Long pause. Usually not a good sign.
“Er… yes… Is this the corporate offices for Yaldah Publishing?” asked a male voice with a distinctive Southern accent.
I looked around my van, one toddler keeping himself amused in his carseat behind me. Corporate offices? I guess, technically, this is my satellite office.
“Yes, it is,” I said confidently. “How may I help you?” I hoped my toddler wouldn’t throw his toy on the floor and start a tantrum while I was on the phone or my corporate cover would be blown.
He introduced himself. Turns out he was making inquiries on behalf of PMA, the Independent Book Publishers Association, about how small presses handle delinquent accounts.

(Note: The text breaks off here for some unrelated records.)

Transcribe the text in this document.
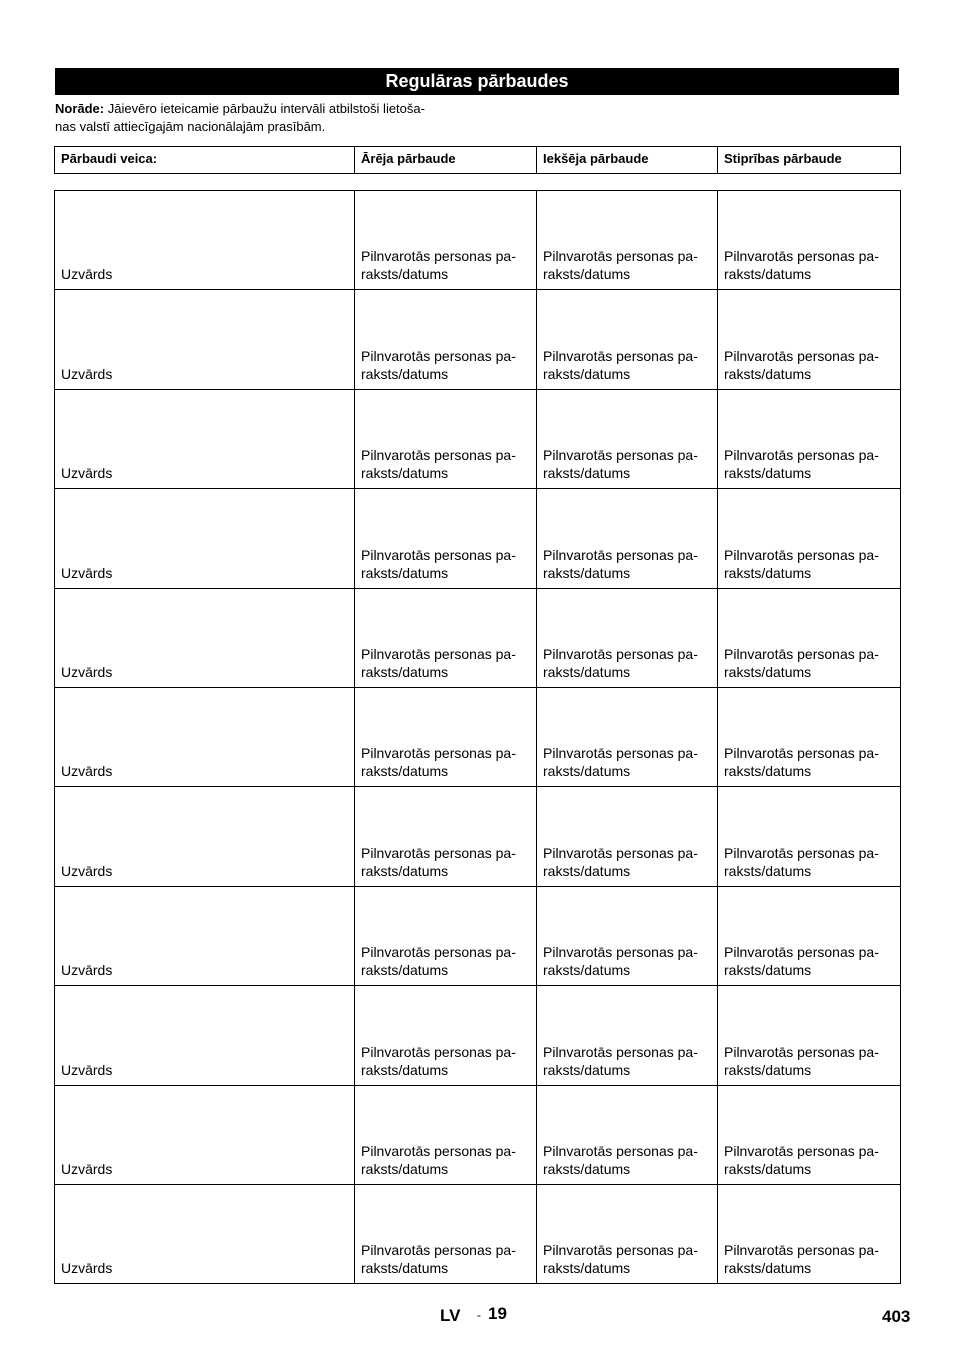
Regulāras pārbaudes
Norāde: Jāievēro ieteicamie pārbaužu intervāli atbilstoši lietoša-
nas valstī attiecīgajām nacionālajām prasībām.
Pārbaudi veica:	Ārēja pārbaude	Iekšēja pārbaude	Stiprības pārbaude
Uzvārds	Pilnvarotās personas pa-
raksts/datums	Pilnvarotās personas pa-
raksts/datums	Pilnvarotās personas pa-
raksts/datums
Uzvārds	Pilnvarotās personas pa-
raksts/datums	Pilnvarotās personas pa-
raksts/datums	Pilnvarotās personas pa-
raksts/datums
Uzvārds	Pilnvarotās personas pa-
raksts/datums	Pilnvarotās personas pa-
raksts/datums	Pilnvarotās personas pa-
raksts/datums
Uzvārds	Pilnvarotās personas pa-
raksts/datums	Pilnvarotās personas pa-
raksts/datums	Pilnvarotās personas pa-
raksts/datums
Uzvārds	Pilnvarotās personas pa-
raksts/datums	Pilnvarotās personas pa-
raksts/datums	Pilnvarotās personas pa-
raksts/datums
Uzvārds	Pilnvarotās personas pa-
raksts/datums	Pilnvarotās personas pa-
raksts/datums	Pilnvarotās personas pa-
raksts/datums
Uzvārds	Pilnvarotās personas pa-
raksts/datums	Pilnvarotās personas pa-
raksts/datums	Pilnvarotās personas pa-
raksts/datums
Uzvārds	Pilnvarotās personas pa-
raksts/datums	Pilnvarotās personas pa-
raksts/datums	Pilnvarotās personas pa-
raksts/datums
Uzvārds	Pilnvarotās personas pa-
raksts/datums	Pilnvarotās personas pa-
raksts/datums	Pilnvarotās personas pa-
raksts/datums
Uzvārds	Pilnvarotās personas pa-
raksts/datums	Pilnvarotās personas pa-
raksts/datums	Pilnvarotās personas pa-
raksts/datums
Uzvārds	Pilnvarotās personas pa-
raksts/datums	Pilnvarotās personas pa-
raksts/datums	Pilnvarotās personas pa-
raksts/datums
LV - 19	403
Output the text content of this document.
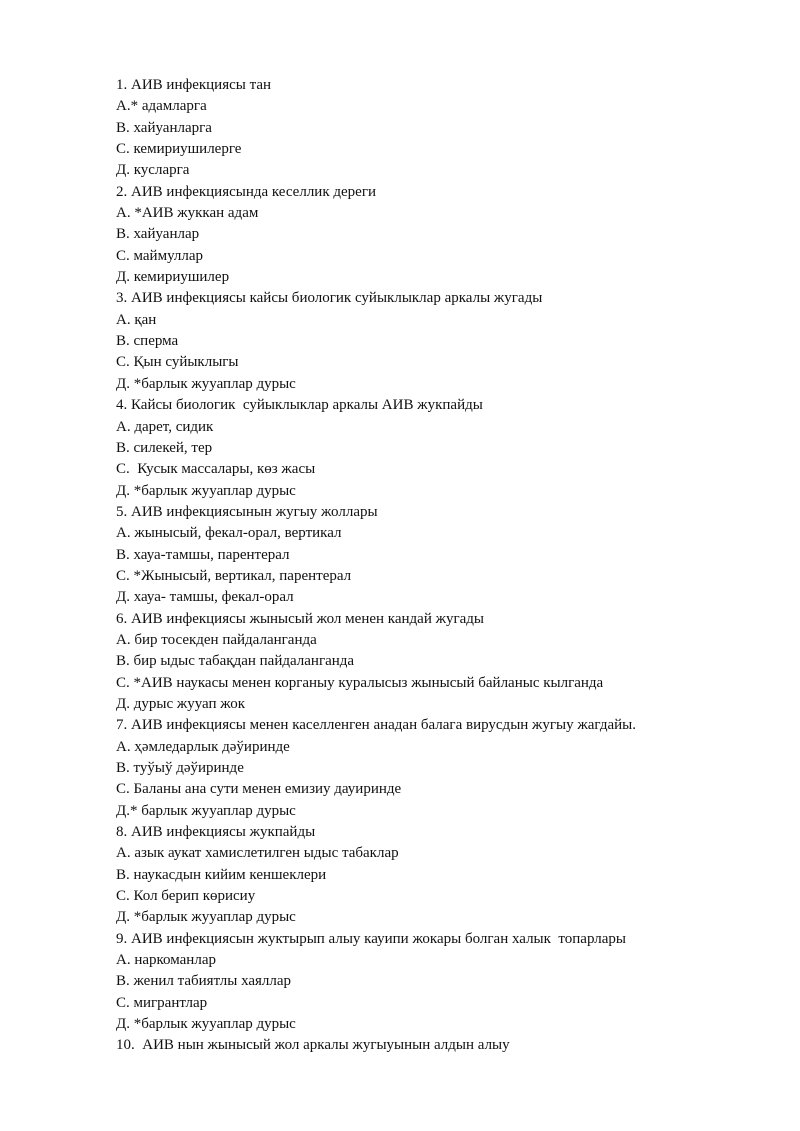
1. АИВ инфекциясы тан
А.* адамларга
В. хайуанларга
С. кемириушилерге
Д. кусларга
2. АИВ инфекциясында кеселлик дереги
А. *АИВ жуккан адам
В. хайуанлар
С. маймуллар
Д. кемириушилер
3. АИВ инфекциясы кайсы биологик суйыклыклар аркалы жугады
А. қан
В. сперма
С. Қын суйыклыгы
Д. *барлык жууаплар дурыс
4. Кайсы биологик  суйыклыклар аркалы АИВ жукпайды
А. дарет, сидик
В. силекей, тер
С.  Кусык массалары, көз жасы
Д. *барлык жууаплар дурыс
5. АИВ инфекциясынын жугыу жоллары
А. жынысый, фекал-орал, вертикал
В. хауа-тамшы, парентерал
С. *Жынысый, вертикал, парентерал
Д. хауа- тамшы, фекал-орал
6. АИВ инфекциясы жынысый жол менен кандай жугады
А. бир тосекден пайдаланганда
В. бир ыдыс табақдан пайдаланганда
С. *АИВ наукасы менен корганыу куралысыз жынысый байланыс кылганда
Д. дурыс жууап жок
7. АИВ инфекциясы менен каселленген анадан балага вирусдын жугыу жагдайы.
А. ҳәмледарлык дәўиринде
В. туўыў дәўиринде
С. Баланы ана сути менен емизиу дауиринде
Д.* барлык жууаплар дурыс
8. АИВ инфекциясы жукпайды
А. азык аукат хамислетилген ыдыс табаклар
В. наукасдын кийим кеншеклери
С. Кол берип көрисиу
Д. *барлык жууаплар дурыс
9. АИВ инфекциясын жуктырып алыу кауипи жокары болган халык  топарлары
А. наркоманлар
В. женил табиятлы хаяллар
С. мигрантлар
Д. *барлык жууаплар дурыс
10.  АИВ нын жынысый жол аркалы жугыуынын алдын алыу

I was happy to report that I’ve not (yet) had to deal with delinquent accounts. I told him that Yaldah only extends credit to independent bookstores at this time, and because we make an effort to know bookstore owners personally, if there’s ever a problem, we simply call them up and ask about it. So far, we’ve not had any problems with being paid on time.
He seemed pleased to hear that knowing independent bookstore owners made a difference. In truth, they are one of our biggest assets (aside from our authors, of course).
One bookstore owner in particular not only makes a point of ordering directly through Yaldah so that we don’t have to give up the wholesaler discount, but knows her customers well enough that she will recommend our books to customers she knows will likely enjoy them, as well as to her friends and colleagues.
We ended the conversation and I pulled back out onto the road to continue on to the school, just my toddler, my corporate office, and me.